Pubblicato il 10 agosto 2016

L’istituto di credito che concede finanziamenti al debitore principale anche se ne conosce le difficoltà economiche, fidando solo nella solvibilità del fideiussore e senza informare quest’ultimo dell’aumentato rischio e senza chiederne la preventiva autorizzazione, viola gli obblighi generici e specifici di correttezza e buona fede contrattuale.

Per quel che riguarda poi la fideiussione per obbligazione futura, la garanzia fideiussoria è da ritenere nulla ogni qual volta la condotta della banca beneficiaria della fideiussione non sia improntata, nei confronti del fideiussore, al rispetto dei principi di correttezza e buona fede nell’esecuzione del contratto.

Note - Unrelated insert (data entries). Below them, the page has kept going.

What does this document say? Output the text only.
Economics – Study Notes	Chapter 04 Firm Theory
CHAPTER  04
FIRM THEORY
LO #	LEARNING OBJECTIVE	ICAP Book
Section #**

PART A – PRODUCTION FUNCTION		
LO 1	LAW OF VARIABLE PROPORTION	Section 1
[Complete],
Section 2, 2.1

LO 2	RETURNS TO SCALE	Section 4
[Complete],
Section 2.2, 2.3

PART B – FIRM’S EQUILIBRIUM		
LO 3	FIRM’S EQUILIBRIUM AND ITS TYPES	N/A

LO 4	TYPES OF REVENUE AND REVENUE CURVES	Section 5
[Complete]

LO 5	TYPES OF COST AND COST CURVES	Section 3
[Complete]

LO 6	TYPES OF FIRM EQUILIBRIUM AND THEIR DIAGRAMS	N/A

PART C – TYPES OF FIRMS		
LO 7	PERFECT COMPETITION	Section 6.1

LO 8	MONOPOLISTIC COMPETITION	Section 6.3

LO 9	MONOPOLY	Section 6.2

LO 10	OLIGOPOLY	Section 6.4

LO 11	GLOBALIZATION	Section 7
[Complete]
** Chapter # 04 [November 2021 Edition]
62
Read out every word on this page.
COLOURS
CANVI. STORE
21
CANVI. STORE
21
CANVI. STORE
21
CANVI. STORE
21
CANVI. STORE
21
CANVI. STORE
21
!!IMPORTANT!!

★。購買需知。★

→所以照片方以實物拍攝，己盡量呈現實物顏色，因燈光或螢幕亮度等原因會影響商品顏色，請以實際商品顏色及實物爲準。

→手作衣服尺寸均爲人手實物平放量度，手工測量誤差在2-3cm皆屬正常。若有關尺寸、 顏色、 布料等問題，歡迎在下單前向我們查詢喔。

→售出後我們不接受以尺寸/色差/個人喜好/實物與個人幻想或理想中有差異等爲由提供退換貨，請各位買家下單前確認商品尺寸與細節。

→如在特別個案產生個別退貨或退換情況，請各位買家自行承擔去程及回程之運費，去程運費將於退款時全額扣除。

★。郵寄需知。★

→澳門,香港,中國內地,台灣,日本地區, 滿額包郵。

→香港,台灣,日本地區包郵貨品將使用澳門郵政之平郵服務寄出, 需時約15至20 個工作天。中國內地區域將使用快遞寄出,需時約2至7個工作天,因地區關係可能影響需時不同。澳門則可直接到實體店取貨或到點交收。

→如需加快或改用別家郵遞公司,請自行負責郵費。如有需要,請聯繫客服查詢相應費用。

Questo si verifica qualora la nuova concessione di credito sia avvenuta nonostante il peggioramento delle condizioni economiche e finanziarie del debitore principale, sì che possa ritenersi che la banca abbia agito nella consapevolezza di un’irreversibile situazione di insolvenza e, quindi, senza la dovuta attenzione anche nell’interesse del fideiussore

I suddetti principi sono stati enunciati dalla Corte di cassazione nel testo della sentenza n. 16827 del 9 agosto 2016.